SEPT. 17: 226 YEARS AND COUNTING

By Celia Cohen
Grapevine Political Writer

No other state celebrates the Constitution the way Delaware does.

Naturally nowhere else has Delaware Day, which so proudly is hailed on Dec. 7, to mark the date in 1787 when the state became the first of them all to ratify.

More recently, it has latched onto Constitution Day, arguably also known as Jim Soles Day.

Constitution Day commemorates the "Miracle at Philadelphia," as the drafting was over and the signing was done on Sept. 17, now 226 years ago.

It has also been turned here into the time for giving the James R. Soles Lecture on the Constitution and Citizenship at the University of Delaware to remember the political science professor who for so many years was the state's own patron of politics.

Jim Soles, who died in 2010, was part John Kennedy and part Tom Sawyer in the way he inspired, entreated or plain charmed a generation of Delawareans into public life. Whatever it took, he did, always in knowing cahoots with Ada Leigh Soles, his late wife who was a state representative. They were Democrats, but they were equal-opportunity enticers.

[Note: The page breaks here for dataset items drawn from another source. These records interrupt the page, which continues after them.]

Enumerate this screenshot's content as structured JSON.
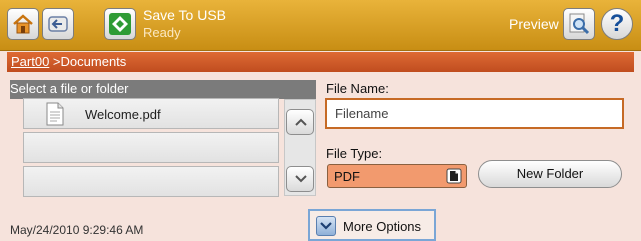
{
  "header": {
    "title": "Save To USB",
    "status": "Ready",
    "preview_label": "Preview",
    "help_label": "?"
  },
  "breadcrumb": {
    "root": "Part00",
    "separator": " >",
    "current": "Documents"
  },
  "file_list": {
    "header": "Select a file or folder",
    "items": [
      "Welcome.pdf",
      "",
      ""
    ]
  },
  "form": {
    "file_name_label": "File Name:",
    "file_name_placeholder": "Filename",
    "file_name_value": "",
    "file_type_label": "File Type:",
    "file_type_value": "PDF",
    "new_folder_label": "New Folder"
  },
  "footer": {
    "timestamp": "May/24/2010 9:29:46 AM",
    "more_options_label": "More Options"
  },
  "colors": {
    "header": "#d9a12a",
    "breadcrumb_bar": "#cf5a27",
    "panel_bg": "#f6e3dc",
    "input_border": "#c66a25",
    "file_type_fill": "#f29a6e"
  }
}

Among the disciples: Tom Carper, the senator who got into politics as the treasurer for Jim Soles' unsuccessful congressional campaign in 1974; Leonard Stark, a federal judge who was a student; and Ed Freel, a teaching assistant who became a secretary of state, now carrying on Soles' mission at the University of Delaware.

The speaker at the third annual Soles lecture, given Monday on the Newark campus to about 130 people, was Chris Coons, the Democratic senator elected just days after Soles died and weeks after Soles had hosted a fund-raiser for him.

Coons called what the Founders did in Philadelphia the "Goldilocks Constitution."

It was the sort of insight Soles would have loved. Coons explained, "The genius of the Founders [is] that they crafted compromises that were just enough."

In other words, the Constitution resolved the competing tensions of a free society not by resolving them but by creating a framework for resolving them. It worked then. It is still at work today.

A prime example is the mounting debate over the proper balance between privacy and security.

"How could the Founders in a quill pen, wig-wearing age have imagined communications that would not be letters sealed and delivered but would be electronic and would be searchable in ways that would be invisible to you? If a revenue agent came busting down the door, if a British soldier was stationed in your home, you knew it," Coons said.

"I cannot imagine the Founders resting easily with the idea that the privacy of communications of hundreds of millions of Americans is being determined in courts that are non-adversarial, where there is no one standing up and fighting for privacy, where the only advocate is the government, where the court's decisions are unknown and largely unknowable, and where the Congress charged with its oversight is -- let's be complimentary -- disengaged."

Along with the privacy/security tension, Coons mentioned war making. No doubt the turmoil over what to do about Syria was unavoidable with the Constitution giving the power to declare war to the Congress but making the president the commander-in-chief.

Coons did nothing to slow the growing recognition that he is one of the state's finest speakers, except for one thing. As part of his tribute to Soles, he mentioned sharing a Scotch together.

People winced. Anybody who drank with Soles drank bourbon with him.

It is an American drink, older than the Constitution, fit for an American original like Jim Soles, remembered on this most American of days.